Background: Studies suggest that hip arthroplasty procedures performed in specialty hospitals or by physicians in practices with a high surgical volume are associated with a decreased rate of adverse outcomes related to component malpositioning. Little is known, however, about the influence of imageless computer navigation systems on the procedural experience of the surgeon and the subsequent alignment of implants in the setting of hip resurfacing arthroplasty.

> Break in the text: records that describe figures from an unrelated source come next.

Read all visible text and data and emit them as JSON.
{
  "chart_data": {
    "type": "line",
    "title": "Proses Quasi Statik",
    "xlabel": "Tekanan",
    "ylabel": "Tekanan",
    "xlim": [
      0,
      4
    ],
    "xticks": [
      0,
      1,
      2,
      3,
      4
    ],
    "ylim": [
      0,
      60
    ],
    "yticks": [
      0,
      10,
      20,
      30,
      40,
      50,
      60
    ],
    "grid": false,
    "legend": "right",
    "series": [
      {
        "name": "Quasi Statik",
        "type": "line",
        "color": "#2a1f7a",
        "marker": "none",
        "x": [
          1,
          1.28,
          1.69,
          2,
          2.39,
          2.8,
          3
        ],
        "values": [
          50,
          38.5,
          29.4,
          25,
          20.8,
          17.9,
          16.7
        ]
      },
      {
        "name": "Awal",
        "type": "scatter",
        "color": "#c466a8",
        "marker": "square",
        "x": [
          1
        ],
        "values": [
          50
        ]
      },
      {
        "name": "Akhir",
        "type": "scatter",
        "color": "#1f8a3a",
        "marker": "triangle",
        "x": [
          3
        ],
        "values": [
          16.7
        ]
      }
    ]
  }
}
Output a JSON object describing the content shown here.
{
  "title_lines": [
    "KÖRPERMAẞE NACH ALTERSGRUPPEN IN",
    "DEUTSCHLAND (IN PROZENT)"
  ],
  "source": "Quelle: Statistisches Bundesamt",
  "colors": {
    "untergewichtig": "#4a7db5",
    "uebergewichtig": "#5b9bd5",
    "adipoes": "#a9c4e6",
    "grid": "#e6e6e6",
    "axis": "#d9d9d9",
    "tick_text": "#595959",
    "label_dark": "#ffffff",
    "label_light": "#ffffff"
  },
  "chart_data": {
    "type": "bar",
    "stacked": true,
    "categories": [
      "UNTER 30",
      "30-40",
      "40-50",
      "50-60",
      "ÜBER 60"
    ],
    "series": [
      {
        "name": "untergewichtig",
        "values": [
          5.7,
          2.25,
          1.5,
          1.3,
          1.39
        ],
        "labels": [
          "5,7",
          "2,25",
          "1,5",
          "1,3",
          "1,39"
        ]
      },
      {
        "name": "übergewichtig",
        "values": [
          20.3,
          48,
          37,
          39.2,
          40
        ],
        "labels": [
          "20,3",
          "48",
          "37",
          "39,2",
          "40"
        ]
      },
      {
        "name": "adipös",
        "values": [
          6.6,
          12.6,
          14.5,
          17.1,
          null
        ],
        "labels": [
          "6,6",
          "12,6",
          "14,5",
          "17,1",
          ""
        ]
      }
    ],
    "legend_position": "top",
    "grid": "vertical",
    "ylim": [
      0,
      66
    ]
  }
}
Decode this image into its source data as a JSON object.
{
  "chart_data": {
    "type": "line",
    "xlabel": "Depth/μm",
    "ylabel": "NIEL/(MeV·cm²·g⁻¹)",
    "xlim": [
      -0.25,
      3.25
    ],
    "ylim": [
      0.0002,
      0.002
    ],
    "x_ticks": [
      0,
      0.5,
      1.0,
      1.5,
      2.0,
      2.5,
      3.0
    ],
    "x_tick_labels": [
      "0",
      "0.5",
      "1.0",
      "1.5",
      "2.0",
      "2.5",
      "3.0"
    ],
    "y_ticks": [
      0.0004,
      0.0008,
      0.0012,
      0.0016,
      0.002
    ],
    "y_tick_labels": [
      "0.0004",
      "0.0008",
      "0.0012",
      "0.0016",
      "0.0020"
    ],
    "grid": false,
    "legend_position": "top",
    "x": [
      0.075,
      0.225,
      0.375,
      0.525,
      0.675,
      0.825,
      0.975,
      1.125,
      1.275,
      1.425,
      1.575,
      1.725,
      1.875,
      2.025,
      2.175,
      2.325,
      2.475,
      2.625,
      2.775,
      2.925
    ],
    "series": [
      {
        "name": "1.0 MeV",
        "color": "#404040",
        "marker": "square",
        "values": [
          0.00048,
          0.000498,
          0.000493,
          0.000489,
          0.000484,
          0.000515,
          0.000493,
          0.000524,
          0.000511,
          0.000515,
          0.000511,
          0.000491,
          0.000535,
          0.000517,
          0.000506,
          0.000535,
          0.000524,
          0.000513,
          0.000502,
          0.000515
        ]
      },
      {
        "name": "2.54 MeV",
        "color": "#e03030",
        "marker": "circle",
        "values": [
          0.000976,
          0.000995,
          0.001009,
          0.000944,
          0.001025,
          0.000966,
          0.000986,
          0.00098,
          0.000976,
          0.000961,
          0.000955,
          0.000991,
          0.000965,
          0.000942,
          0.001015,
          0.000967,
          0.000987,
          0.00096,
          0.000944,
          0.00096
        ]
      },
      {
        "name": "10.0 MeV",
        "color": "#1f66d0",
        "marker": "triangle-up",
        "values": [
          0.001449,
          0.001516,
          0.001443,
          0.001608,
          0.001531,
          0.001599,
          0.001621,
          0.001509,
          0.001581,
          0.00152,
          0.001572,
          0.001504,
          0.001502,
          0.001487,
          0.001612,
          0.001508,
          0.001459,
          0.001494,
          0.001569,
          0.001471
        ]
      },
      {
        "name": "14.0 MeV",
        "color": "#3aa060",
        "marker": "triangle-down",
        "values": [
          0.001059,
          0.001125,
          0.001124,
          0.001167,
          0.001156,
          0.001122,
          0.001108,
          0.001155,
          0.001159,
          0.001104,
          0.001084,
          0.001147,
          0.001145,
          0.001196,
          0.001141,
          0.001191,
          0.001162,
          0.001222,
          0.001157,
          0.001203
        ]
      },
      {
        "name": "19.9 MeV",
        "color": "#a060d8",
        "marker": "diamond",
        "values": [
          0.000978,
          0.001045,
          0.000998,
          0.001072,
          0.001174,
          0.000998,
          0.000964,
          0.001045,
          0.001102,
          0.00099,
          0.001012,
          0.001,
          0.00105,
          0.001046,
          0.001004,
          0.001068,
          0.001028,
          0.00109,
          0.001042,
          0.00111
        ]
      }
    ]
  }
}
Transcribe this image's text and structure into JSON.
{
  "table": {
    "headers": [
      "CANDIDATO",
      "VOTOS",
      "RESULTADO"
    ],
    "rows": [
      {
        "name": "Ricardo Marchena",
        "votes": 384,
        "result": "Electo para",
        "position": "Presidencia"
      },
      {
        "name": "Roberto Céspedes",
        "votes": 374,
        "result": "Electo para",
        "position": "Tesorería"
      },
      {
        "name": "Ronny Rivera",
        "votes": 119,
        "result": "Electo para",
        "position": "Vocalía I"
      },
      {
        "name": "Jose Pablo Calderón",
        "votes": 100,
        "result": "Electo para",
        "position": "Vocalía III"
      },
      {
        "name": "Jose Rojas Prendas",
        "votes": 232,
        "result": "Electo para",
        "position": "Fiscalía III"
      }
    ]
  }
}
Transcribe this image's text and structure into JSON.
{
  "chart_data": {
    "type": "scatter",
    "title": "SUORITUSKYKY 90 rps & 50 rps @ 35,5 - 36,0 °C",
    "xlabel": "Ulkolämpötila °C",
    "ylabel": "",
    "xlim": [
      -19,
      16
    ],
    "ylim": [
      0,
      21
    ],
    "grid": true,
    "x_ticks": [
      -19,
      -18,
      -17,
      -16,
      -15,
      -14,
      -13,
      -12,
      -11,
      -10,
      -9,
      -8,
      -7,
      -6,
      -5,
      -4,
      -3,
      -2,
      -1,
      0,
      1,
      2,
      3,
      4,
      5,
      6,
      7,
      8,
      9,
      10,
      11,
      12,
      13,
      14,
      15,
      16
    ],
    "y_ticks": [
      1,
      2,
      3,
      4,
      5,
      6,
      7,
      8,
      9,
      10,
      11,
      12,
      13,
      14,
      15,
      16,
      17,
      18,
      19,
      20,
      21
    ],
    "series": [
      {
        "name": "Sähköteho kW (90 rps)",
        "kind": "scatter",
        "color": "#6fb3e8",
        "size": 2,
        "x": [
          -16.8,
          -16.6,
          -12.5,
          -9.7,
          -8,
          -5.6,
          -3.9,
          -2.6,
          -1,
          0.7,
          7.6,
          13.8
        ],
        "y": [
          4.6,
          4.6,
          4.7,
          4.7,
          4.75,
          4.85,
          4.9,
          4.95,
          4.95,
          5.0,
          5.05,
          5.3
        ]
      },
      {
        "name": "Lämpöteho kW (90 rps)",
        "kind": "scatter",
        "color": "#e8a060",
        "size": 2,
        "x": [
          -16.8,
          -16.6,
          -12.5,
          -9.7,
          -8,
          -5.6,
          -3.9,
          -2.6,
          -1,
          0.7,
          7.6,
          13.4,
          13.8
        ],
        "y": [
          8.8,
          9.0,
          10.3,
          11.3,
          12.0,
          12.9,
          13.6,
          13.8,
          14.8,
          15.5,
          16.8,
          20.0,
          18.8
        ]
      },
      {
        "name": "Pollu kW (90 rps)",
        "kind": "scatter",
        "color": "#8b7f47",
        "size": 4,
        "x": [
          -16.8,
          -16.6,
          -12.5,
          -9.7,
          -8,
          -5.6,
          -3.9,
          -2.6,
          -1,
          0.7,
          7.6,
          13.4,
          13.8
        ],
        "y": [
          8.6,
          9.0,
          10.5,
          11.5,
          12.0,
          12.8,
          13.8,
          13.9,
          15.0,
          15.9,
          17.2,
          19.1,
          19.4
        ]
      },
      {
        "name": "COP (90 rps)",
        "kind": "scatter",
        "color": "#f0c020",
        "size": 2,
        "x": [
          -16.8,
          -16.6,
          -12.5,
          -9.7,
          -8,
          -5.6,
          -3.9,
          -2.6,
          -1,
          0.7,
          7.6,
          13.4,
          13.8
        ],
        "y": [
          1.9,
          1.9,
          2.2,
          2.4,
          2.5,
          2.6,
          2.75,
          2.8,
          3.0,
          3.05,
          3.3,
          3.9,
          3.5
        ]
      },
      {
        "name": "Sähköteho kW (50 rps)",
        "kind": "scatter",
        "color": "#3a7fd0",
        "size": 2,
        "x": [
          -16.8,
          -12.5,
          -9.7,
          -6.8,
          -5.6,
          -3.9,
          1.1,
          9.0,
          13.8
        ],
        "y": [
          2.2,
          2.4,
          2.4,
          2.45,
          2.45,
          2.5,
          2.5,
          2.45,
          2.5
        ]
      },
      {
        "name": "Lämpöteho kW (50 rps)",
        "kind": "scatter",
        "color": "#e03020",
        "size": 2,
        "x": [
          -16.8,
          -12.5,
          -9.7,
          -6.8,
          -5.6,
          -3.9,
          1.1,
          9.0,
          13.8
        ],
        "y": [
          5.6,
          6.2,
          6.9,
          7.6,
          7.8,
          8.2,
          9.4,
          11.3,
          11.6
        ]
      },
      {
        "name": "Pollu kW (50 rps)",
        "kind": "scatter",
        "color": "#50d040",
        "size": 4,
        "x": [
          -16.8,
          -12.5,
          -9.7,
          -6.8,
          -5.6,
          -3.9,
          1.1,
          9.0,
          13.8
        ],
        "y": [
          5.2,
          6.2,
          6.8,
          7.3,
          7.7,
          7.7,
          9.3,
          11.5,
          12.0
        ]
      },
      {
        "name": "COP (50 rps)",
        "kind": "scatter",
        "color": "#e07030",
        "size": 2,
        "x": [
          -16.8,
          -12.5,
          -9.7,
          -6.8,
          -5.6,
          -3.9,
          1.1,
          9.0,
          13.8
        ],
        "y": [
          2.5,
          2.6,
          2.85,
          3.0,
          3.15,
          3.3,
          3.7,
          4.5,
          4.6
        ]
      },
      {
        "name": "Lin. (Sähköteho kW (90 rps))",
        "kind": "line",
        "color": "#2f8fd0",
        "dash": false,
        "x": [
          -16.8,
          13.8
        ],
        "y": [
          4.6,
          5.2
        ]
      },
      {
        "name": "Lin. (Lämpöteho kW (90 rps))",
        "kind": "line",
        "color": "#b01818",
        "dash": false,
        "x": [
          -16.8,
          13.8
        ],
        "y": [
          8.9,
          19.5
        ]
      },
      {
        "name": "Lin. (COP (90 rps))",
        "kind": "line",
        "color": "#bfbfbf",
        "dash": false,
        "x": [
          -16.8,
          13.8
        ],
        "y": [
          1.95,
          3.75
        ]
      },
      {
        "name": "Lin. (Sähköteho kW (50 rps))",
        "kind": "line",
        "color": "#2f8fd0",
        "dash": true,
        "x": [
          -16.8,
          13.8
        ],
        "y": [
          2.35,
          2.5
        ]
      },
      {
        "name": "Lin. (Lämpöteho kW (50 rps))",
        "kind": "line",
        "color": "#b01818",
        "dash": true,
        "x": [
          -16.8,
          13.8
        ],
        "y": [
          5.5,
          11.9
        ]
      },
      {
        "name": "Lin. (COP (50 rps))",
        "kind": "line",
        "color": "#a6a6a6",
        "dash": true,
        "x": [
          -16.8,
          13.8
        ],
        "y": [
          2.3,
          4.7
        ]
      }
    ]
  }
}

Methods: Seventy-one consecutive hip resurfacing arthroplasties in which the components were placed with use of computer-assisted navigation were reviewed retrospectively. Intraoperative femoral and acetabular component parameters were compared with postoperative radiographic alignment values. Within this single surgeon series, operative time, intraoperative cup inclination and femoral stem-shaft angles, and postoperative cup inclination and femoral stem-shaft angles were measured and compared over the course of three discrete, sequential operative time periods. Patient demographic data and surgical parameters, including blood loss, surgical approach, and anesthesia time, were recorded.
Results: No significant difference was seen between the intraoperative and postoperative cup inclination angles. A significant difference was noted between the intraoperative and postoperative femoral stem-shaft angles; however, the mean angles in all groups had a valgus orientation when compared with the mean native neck angles. Over three sequential operative time periods, computer-assisted navigation produced consistent values with regard to intraoperative cup inclination (43°, 44°, and 40°) and postoperative radiographic alignment of the cup (46°, 44°, and 43°) and femoral stem (148°, 147°, and 144°), despite different levels of surgeon experience. Operative times significantly decreased with surgeon experience, showing the largest decrease after the first sequence interval (110, ninety-eight, and ninety-five minutes, respectively). There was a significant difference with evolving surgeon experience concerning intraoperative stem placement (144°, 142°, and 138°, respectively) despite the mean values remaining well-clustered. No femoral notching occurred throughout the series.
Conclusions: Computer-assisted navigation is a dependable and accurate method of positioning hip resurfacing components during arthroplasty, as measured by cup inclination, and a reliable technique for valgus stem placement and avoidance of notching. Furthermore, computer navigation allows for consistency of component alignment independent of procedural experience.
Level of Evidence: Therapeutic Level IV. See Instructions to Authors for a complete description of levels of evidence.